Solo congiuntura? O il calo ha responsabili diversi?

«Se si riferisce a Taranto voglio chiarire che l'80% dell'acciaio italiano non è più Ilva, per cui, per quanto resti un polo strategico, l'impatto sulla produzione è relativo».

Intende dire che non sarebbe una tragedia se Taranto chiudesse i battenti?

«No, non intendo questo. Ilva produce molto poco rispetto al suo potenziale (3-3,5 milioni di tonnellate su 22 milioni, ndr), ma è una produzione cruciale nella filiera per la trasformazione dell'acciaio, e consente all'industria italiana di essere indipendente, ancora per qualche tempo».

In che senso?

«La produzione che non è più arrivata da Taranto è stata sostituita per lo più da Arvedi, ma il resto, in particolare 2,5 milioni di coils (rotoli di lamiera, semilavorati metallici a forma piana) siamo stati costretti a importarli. E questo compromette la linearità dei nostri approvvigionamenti».

È una strada senza ritorno?

«La rotta può essere invertita, ma va fatto subito. Se ArcelorMittal ci mette i soldi necessari e avvia il piano industriale non c'è soluzione migliore. Ma se non lo fa, bisogna cambiare spartito».

Quanto è competitiva oggi la nostra industria dell'acciaio?

«Ancora molto. Siamo i leader, i primi in Europa per acciaio verde decarbonizzato (Scope 1) e per l'economia circolare nel settore (per l'elevato livello di riciclo della materia prima). E questo anche grazie ai tanti investimenti che il settore fa nonostante l'elevato costo del denaro, circa 2,5 miliardi l'anno».

Quindi i forni elettrici a Taranto sono necessari?

«Sono essenziali, e su questo Dri d'Italia (la società di Invitalia per il preridotto, ndr) ha fatto già un ottimo lavoro.

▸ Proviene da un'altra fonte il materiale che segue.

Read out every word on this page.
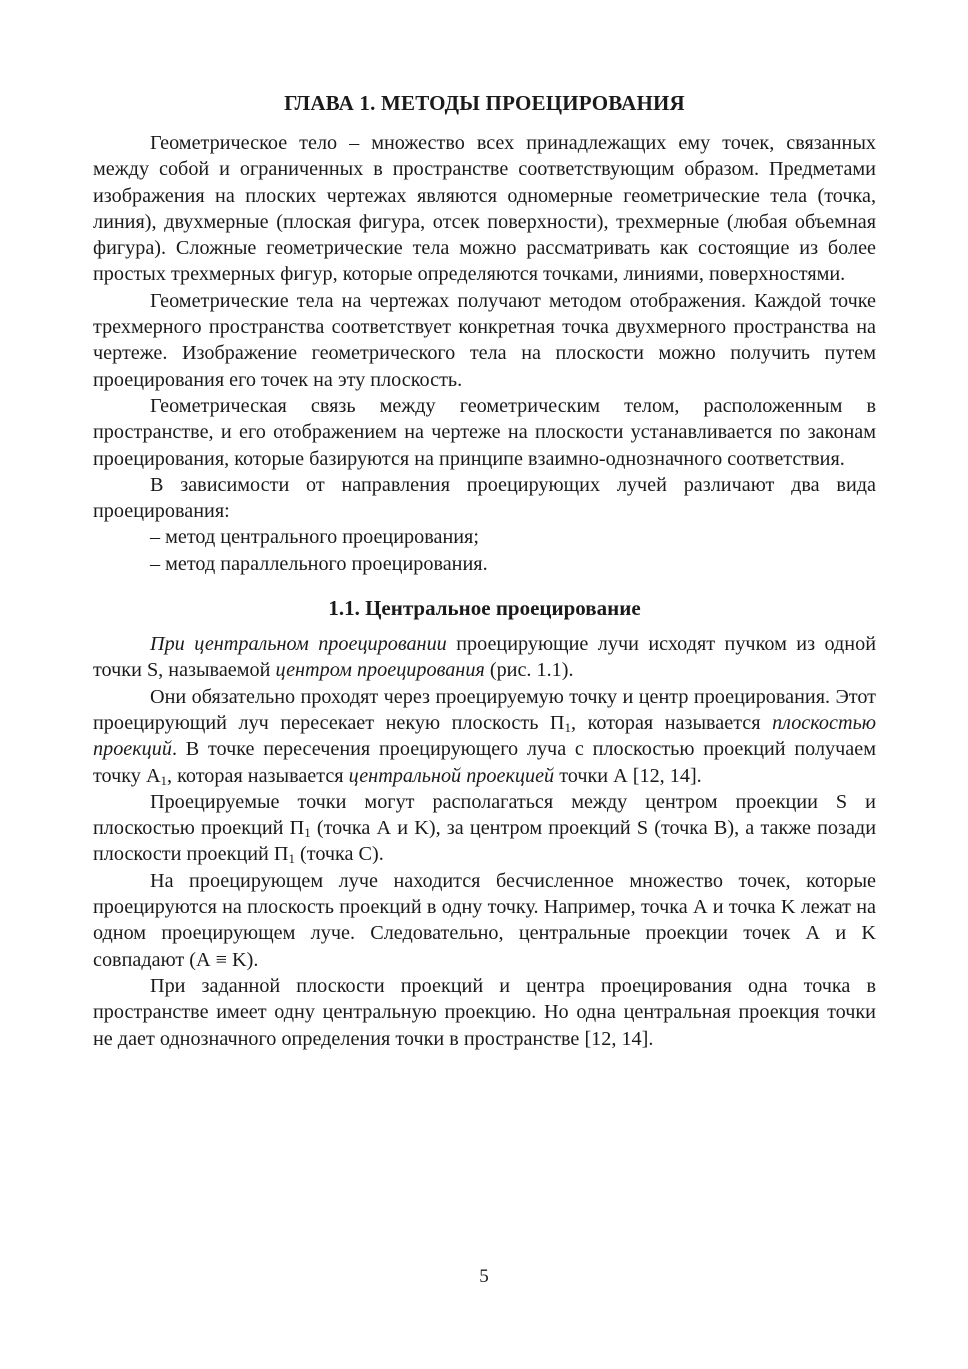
ГЛАВА 1. МЕТОДЫ ПРОЕЦИРОВАНИЯ

Геометрическое тело – множество всех принадлежащих ему точек, связанных между собой и ограниченных в пространстве соответствующим образом. Предметами изображения на плоских чертежах являются одномерные геометрические тела (точка, линия), двухмерные (плоская фигура, отсек поверхности), трехмерные (любая объемная фигура). Сложные геометрические тела можно рассматривать как состоящие из более простых трехмерных фигур, которые определяются точками, линиями, поверхностями.

Геометрические тела на чертежах получают методом отображения. Каждой точке трехмерного пространства соответствует конкретная точка двухмерного пространства на чертеже. Изображение геометрического тела на плоскости можно получить путем проецирования его точек на эту плоскость.

Геометрическая связь между геометрическим телом, расположенным в пространстве, и его отображением на чертеже на плоскости устанавливается по законам проецирования, которые базируются на принципе взаимно-однозначного соответствия.

В зависимости от направления проецирующих лучей различают два вида проецирования:

– метод центрального проецирования;

– метод параллельного проецирования.

1.1. Центральное проецирование

При центральном проецировании проецирующие лучи исходят пучком из одной точки S, называемой центром проецирования (рис. 1.1).

Они обязательно проходят через проецируемую точку и центр проецирования. Этот проецирующий луч пересекает некую плоскость $П_1$, которая называется плоскостью проекций. В точке пересечения проецирующего луча с плоскостью проекций получаем точку $А_1$, которая называется центральной проекцией точки А [12, 14].

Проецируемые точки могут располагаться между центром проекции S и плоскостью проекций $П_1$ (точка А и K), за центром проекций S (точка В), а также позади плоскости проекций $П_1$ (точка С).

На проецирующем луче находится бесчисленное множество точек, которые проецируются на плоскость проекций в одну точку. Например, точка А и точка K лежат на одном проецирующем луче. Следовательно, центральные проекции точек А и K совпадают (А ≡ K).

При заданной плоскости проекций и центра проецирования одна точка в пространстве имеет одну центральную проекцию. Но одна центральная проекция точки не дает однозначного определения точки в пространстве [12, 14].

5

Ma il piano industriale è fermo e se non viene attuato Ilva chiuderà perché, da qui a pochissimo, il suo acciaio prodotto con gli altoforni non sarà più sostenibile a livello economico a causa dei costi correlati alla produzione di Co2 che esploderanno dal 2026».

ArcelorMittal è il soggetto giusto per questo sviluppo?

«È il più grande siderurgico al mondo, è stata la scelta giusta e ha tutte le competenze per fare bene. Ma ora la macchina è ferma, Taranto necessita di risposte subito dal socio privato che, partito benene, nel tempo ha subìto le discutibili decisioni politiche, nazionali e locali, nonché gli estremismi ambientali».

Potranno aiutare il settore le nuove infrastrutture e il Ponte sullo Stretto?

«Sicuro. Anche se non peseranno troppo sui numeri saranno un ritorno di immagine importante. Così come sarà cruciale lo sviluppo di filiere energetiche alternative. Le rinnovabili per noi sono essenziali, ma non bastano.

In attesa del nuovo nucleare la strada è quella di sviluppare il più possibile il settore della carbon capture. Noi, come Duferco, ci stiamo impegnando molto sul fronte green e con 250 milioni di investimento inaugureremo (il 16 ottobre), a Brescia, il laminato più moderno d'Europa».